Rechtstipps für den Winter

Rechte und Pflichten für Autofahrer

Rechtstipps für den Winter Foto: iStock 3 Bilder

Wenn der Winter über uns hereinbricht, gelten spezielle Regeln im Straßenverkehr. Worauf sich Autofahrer einstellen müssen, sagen wir Ihnen hier.

Wer haftet für Schäden?

Bei Beschädigungen durch Streugut geht dies auf das Konto des Halters des Streuwagens. Problematisch ist aber, dass dessen Verschulden nachgewiesen werden muss. Wenn ein vorbeifahrender Wagen Splitt hochschleudert und ein anderes Auto beschädigt, ist dies als unabwendbares Ereignis einzustufen. Eisplatten, die von Lkw geschleudert werden und Fahrzeuge demolieren, hat der Lkw-Fahrer zu verantworten.

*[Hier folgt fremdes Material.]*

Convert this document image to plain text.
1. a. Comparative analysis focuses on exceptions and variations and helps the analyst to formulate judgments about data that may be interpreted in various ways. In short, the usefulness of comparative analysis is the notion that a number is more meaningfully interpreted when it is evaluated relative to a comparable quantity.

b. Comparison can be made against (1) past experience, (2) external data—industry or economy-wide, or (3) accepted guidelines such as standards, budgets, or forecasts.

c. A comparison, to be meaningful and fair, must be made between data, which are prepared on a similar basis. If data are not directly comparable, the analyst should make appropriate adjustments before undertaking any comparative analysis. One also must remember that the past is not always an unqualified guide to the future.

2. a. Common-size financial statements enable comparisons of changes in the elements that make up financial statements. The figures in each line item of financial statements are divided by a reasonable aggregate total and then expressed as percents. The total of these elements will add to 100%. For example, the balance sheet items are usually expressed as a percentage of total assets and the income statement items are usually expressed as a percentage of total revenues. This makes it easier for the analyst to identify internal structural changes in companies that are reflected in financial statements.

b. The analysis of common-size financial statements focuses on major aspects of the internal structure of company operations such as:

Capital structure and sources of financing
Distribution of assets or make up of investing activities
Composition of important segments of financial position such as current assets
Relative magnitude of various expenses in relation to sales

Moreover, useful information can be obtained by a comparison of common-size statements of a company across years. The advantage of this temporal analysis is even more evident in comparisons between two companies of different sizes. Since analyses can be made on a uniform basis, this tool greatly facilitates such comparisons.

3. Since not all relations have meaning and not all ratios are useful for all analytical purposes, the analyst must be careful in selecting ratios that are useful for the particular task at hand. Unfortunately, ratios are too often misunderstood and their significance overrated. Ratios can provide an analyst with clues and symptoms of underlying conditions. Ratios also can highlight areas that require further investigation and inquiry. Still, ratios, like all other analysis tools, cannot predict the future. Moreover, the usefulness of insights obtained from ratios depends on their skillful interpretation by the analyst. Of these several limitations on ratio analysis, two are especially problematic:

Er haftet in solchen Fällen, weil er seinen Lkw nicht ordnungsgemäß vom Eis gesäubert hat. Für herabstürzende Eiszapfen oder Dachlawinen haftet nicht automatisch der Hausbesitzer, Verwalter oder Mieter. Autofahrern, die die Gefahr in schneereichen Gegenden kennen und ihren Wagen dennoch unter einem Dachrand abstellen, von dem Lawinengefahr droht, wird häufig Mitschuld angelastet.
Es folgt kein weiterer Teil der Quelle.